Almost as many well dressed tourists, necks bowed under the weight of thousand dollar cameras, as mourning families easily identified by their shaved heads and white robes. A place to come to find death. Or yourself. This city is a lot of things to a lot of people. A temple, a cemetery, a stage for every pretentious fantasy, a photo opportunity, a spiritual oasis, an obligatory stop on the tourist trail. A place to sit and watch every face of humanity living their different lives.

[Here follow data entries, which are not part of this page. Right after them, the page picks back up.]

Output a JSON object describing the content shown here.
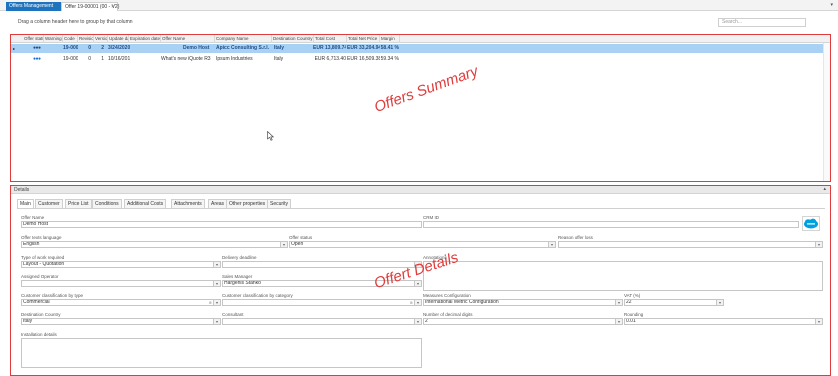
{
  "tabs": {
    "main": "Offers Management",
    "doc": "Offer 19-00001 (00 - V2)",
    "close_glyph": "×",
    "menu_glyph": "▾"
  },
  "toolbar": {
    "group_hint": "Drag a column header here to group by that column",
    "search_placeholder": "Search..."
  },
  "grid": {
    "columns": [
      "Offer status",
      "Warning",
      "Code",
      "Revision",
      "Version",
      "Update date",
      "Expiration date",
      "Offer Name",
      "Company Name",
      "Destination Country",
      "Total Cost",
      "Total Net Price",
      "Margin"
    ],
    "rows": [
      {
        "status": "●●●",
        "warning": "",
        "code": "19-00001",
        "revision": "0",
        "version": "2",
        "update_date": "3/24/2020",
        "expiration_date": "",
        "offer_name": "Demo Host",
        "company": "Apicc Consulting S.r.l.",
        "country": "Italy",
        "total_cost": "EUR 13,809.74",
        "net_price": "EUR 33,204.94",
        "margin": "58.41 %"
      },
      {
        "status": "●●●",
        "warning": "",
        "code": "19-00002",
        "revision": "0",
        "version": "1",
        "update_date": "10/16/2019",
        "expiration_date": "",
        "offer_name": "What's new iQuote R3",
        "company": "Ipsum Industries",
        "country": "Italy",
        "total_cost": "EUR 6,713.40",
        "net_price": "EUR 16,509.38",
        "margin": "59.34 %"
      }
    ],
    "row_indicator": "▸"
  },
  "annotations": {
    "summary": "Offers Summary",
    "details": "Offert Details"
  },
  "details": {
    "title": "Details",
    "toggle": "▴",
    "tabs": [
      "Main",
      "Customer",
      "Price List",
      "Conditions",
      "Additional Costs",
      "Attachments",
      "Areas",
      "Other properties",
      "Security"
    ],
    "fields": {
      "offer_name_label": "Offer Name",
      "offer_name_value": "Demo Host",
      "crm_id_label": "CRM ID",
      "crm_id_value": "",
      "language_label": "Offer texts language",
      "language_value": "English",
      "status_label": "Offer status",
      "status_value": "Open",
      "loss_label": "Reason offer loss",
      "loss_value": "",
      "work_label": "Type of work required",
      "work_value": "Layout - Quotation",
      "deadline_label": "Delivery deadline",
      "deadline_value": "",
      "annotations_label": "Annotations",
      "operator_label": "Assigned Operator",
      "operator_value": "",
      "sales_label": "Sales Manager",
      "sales_value": "Hargenis Stanko",
      "class_type_label": "Customer classification by type",
      "class_type_value": "Commercial",
      "class_cat_label": "Customer classification by category",
      "class_cat_value": "",
      "measures_label": "Measures Configuration",
      "measures_value": "International Metric Configuration",
      "vat_label": "VAT (%)",
      "vat_value": "22",
      "dest_label": "Destination Country",
      "dest_value": "Italy",
      "consultant_label": "Consultant",
      "consultant_value": "",
      "decimals_label": "Number of decimal digits",
      "decimals_value": "2",
      "rounding_label": "Rounding",
      "rounding_value": "0.01",
      "install_label": "Installation details"
    },
    "dropdown_glyph": "▾",
    "clear_glyph": "⊗"
  },
  "colors": {
    "accent": "#1e73be",
    "highlight": "#e03c3c",
    "selected_row": "#a9d1f4",
    "cloud": "#00a1e0"
  }
}
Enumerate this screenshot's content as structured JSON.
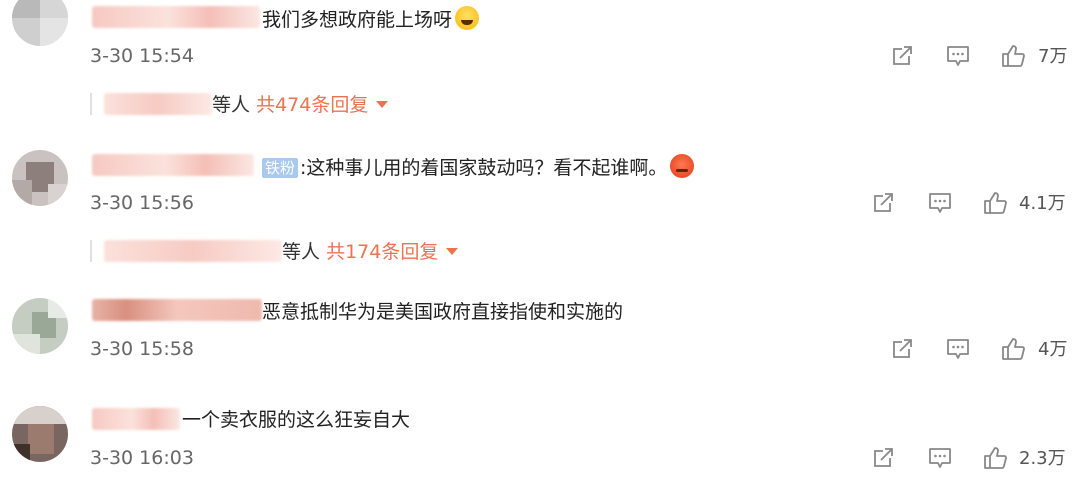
{
  "comments": [
    {
      "text": "我们多想政府能上场呀",
      "emoji": "laugh-cry-emoji",
      "time": "3-30 15:54",
      "likes": "7万",
      "replies": {
        "etc": "等人",
        "total": "共474条回复"
      }
    },
    {
      "badge": "铁粉",
      "text": ":这种事儿用的着国家鼓动吗？看不起谁啊。",
      "emoji": "angry-emoji",
      "time": "3-30 15:56",
      "likes": "4.1万",
      "replies": {
        "etc": "等人",
        "total": "共174条回复"
      }
    },
    {
      "text": "恶意抵制华为是美国政府直接指使和实施的",
      "time": "3-30 15:58",
      "likes": "4万"
    },
    {
      "text": "一个卖衣服的这么狂妄自大",
      "time": "3-30 16:03",
      "likes": "2.3万"
    }
  ],
  "colors": {
    "accent": "#eb7350",
    "text": "#222222",
    "meta": "#666666",
    "icon": "#888888"
  },
  "icons": [
    "share-icon",
    "comment-icon",
    "like-icon",
    "expand-caret-icon"
  ]
}
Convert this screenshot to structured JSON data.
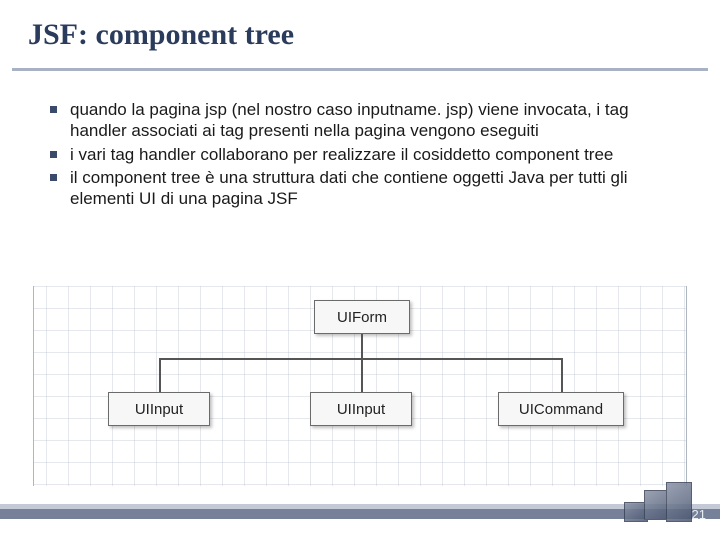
{
  "title": "JSF: component tree",
  "bullets": [
    "quando la pagina jsp (nel nostro caso inputname. jsp) viene invocata, i tag handler associati ai tag presenti nella pagina vengono eseguiti",
    "i vari tag handler collaborano per realizzare il cosiddetto component tree",
    "il component tree è una struttura dati che contiene oggetti Java per tutti gli elementi UI di una pagina JSF"
  ],
  "chart_data": {
    "type": "diagram",
    "title": "",
    "nodes": {
      "root": "UIForm",
      "children": [
        "UIInput",
        "UIInput",
        "UICommand"
      ]
    }
  },
  "page_number": "21"
}
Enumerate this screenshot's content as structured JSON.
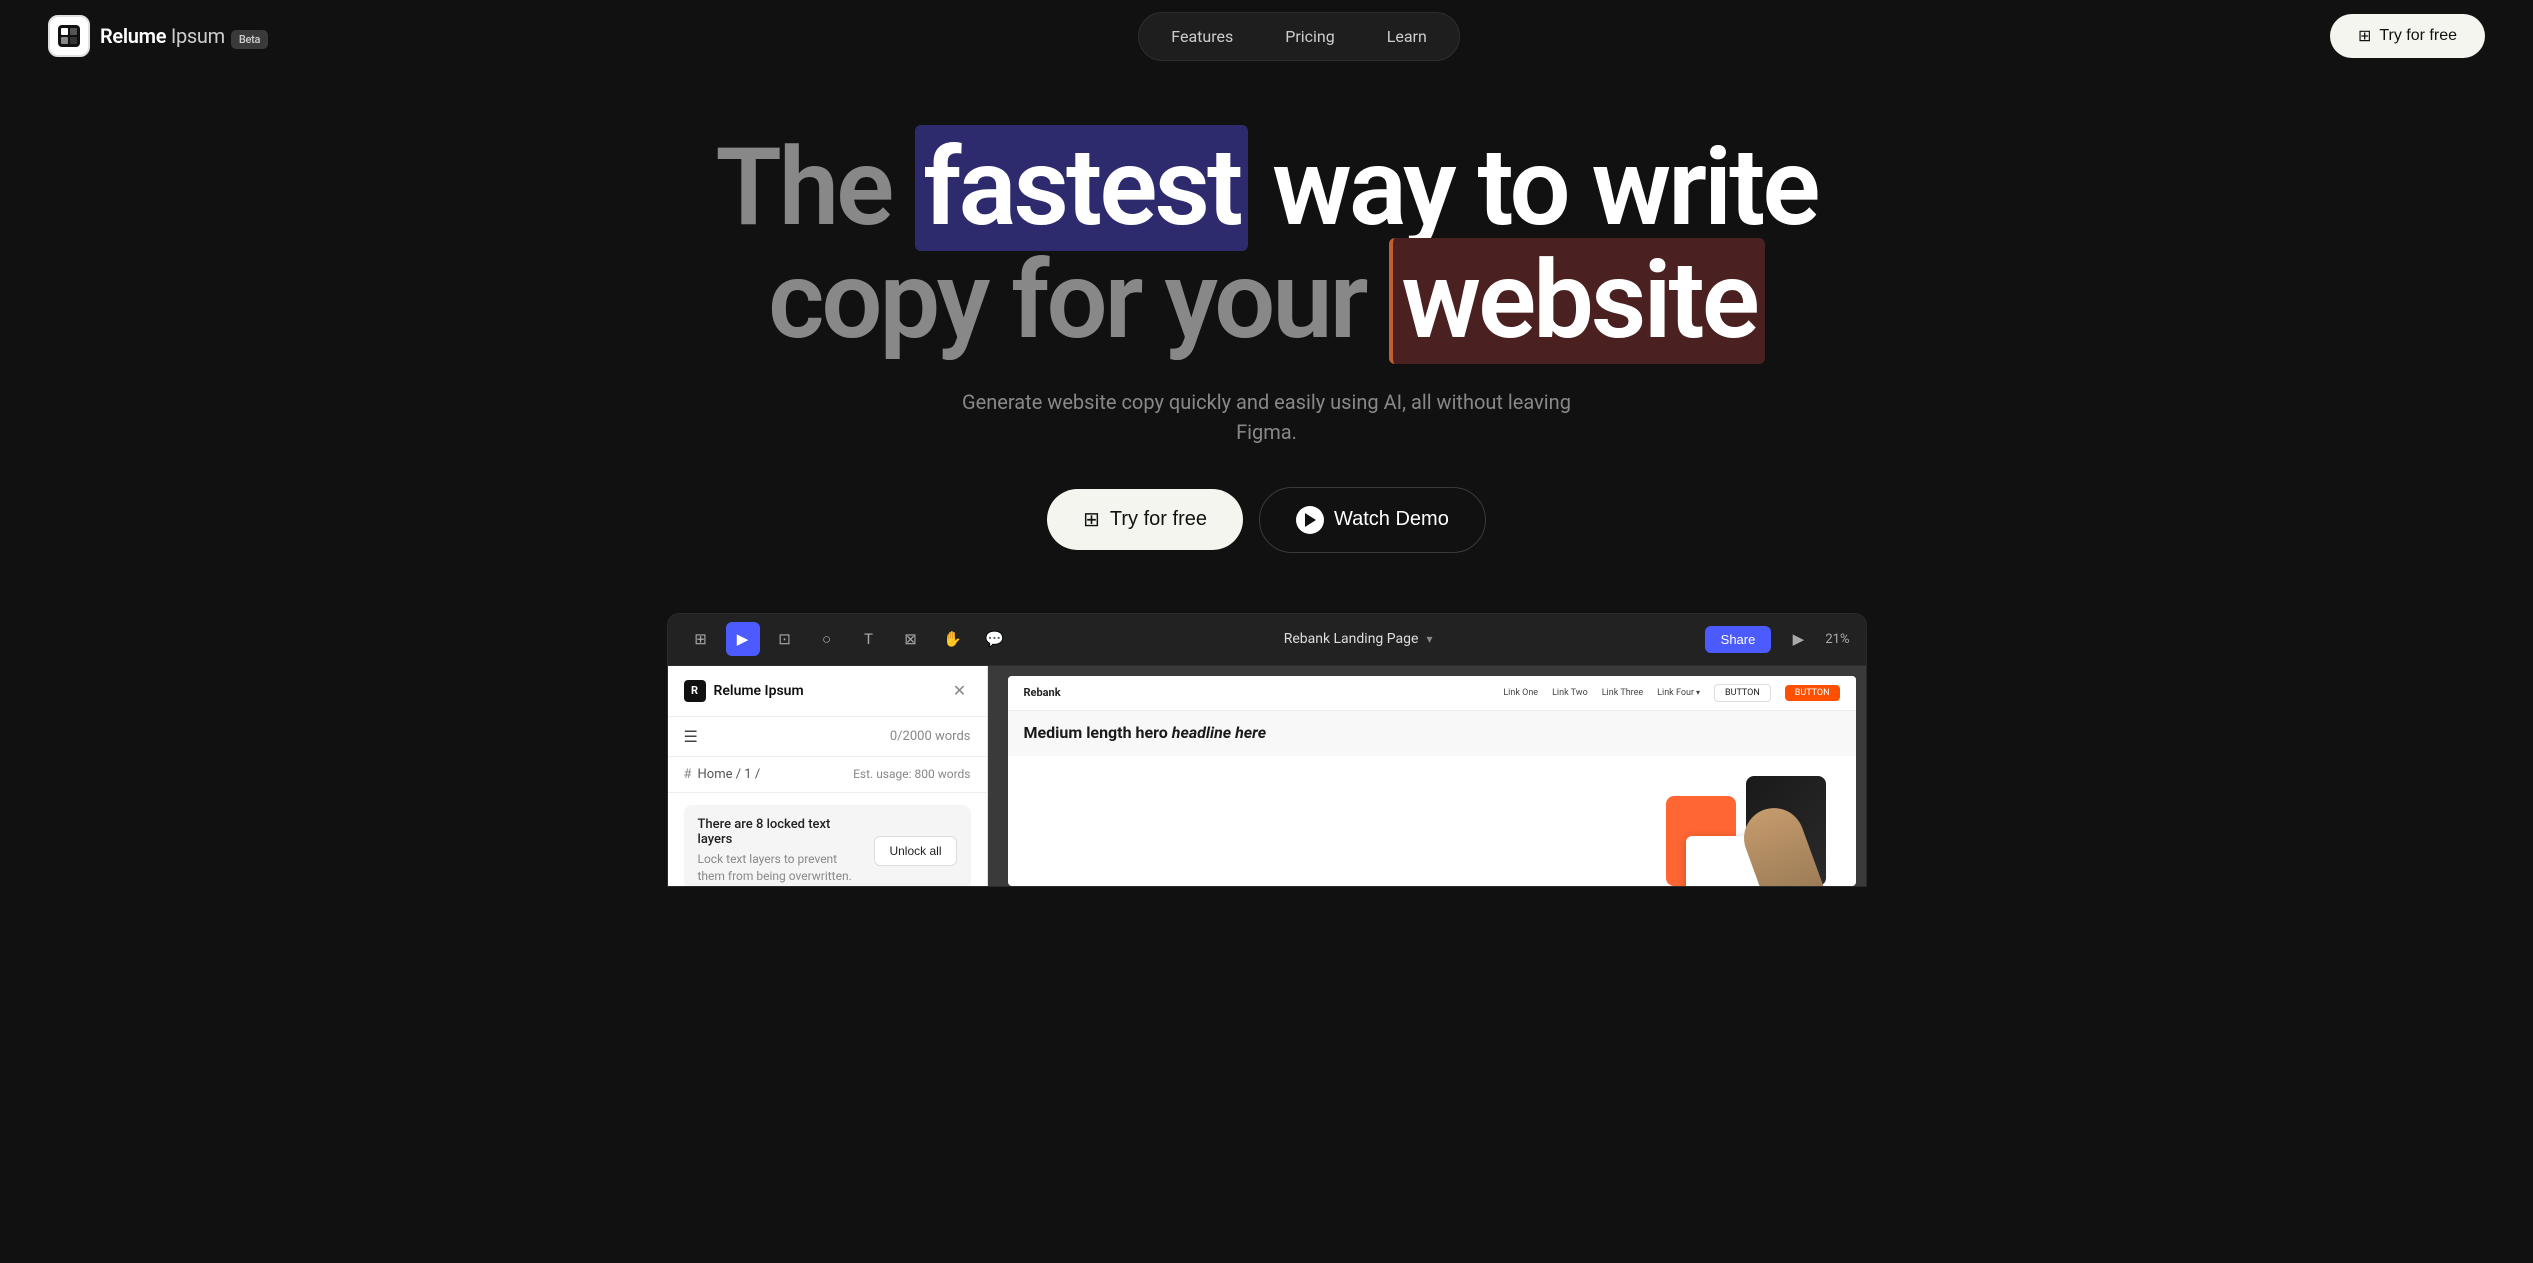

Perch on the banks of the river, like the city has for a thousand years, and observe the fragments of stories swirling around you. Every emotion is there, waiting for you. And they’ll find you every time you step outside. In the eyes of the grubby child tugging on your shirt and your heart. In the fat yogi contorting his body into impossible postures. In the wiry men hawking row boat tours even under the piercing midday sun, in the faces of those mourning families and in the mono tonal voices of the drug addled men narrating their grief to tourists for a couple of dollars. In the starving dogs and the shockingly naked holy men and the colourful buildings rambling all the way down to the water. In the beauty of the river at sunrise and dusk on the balcony with a cold beer. In every conversation with somebody during which you have to wonder if they want your money or just a chat.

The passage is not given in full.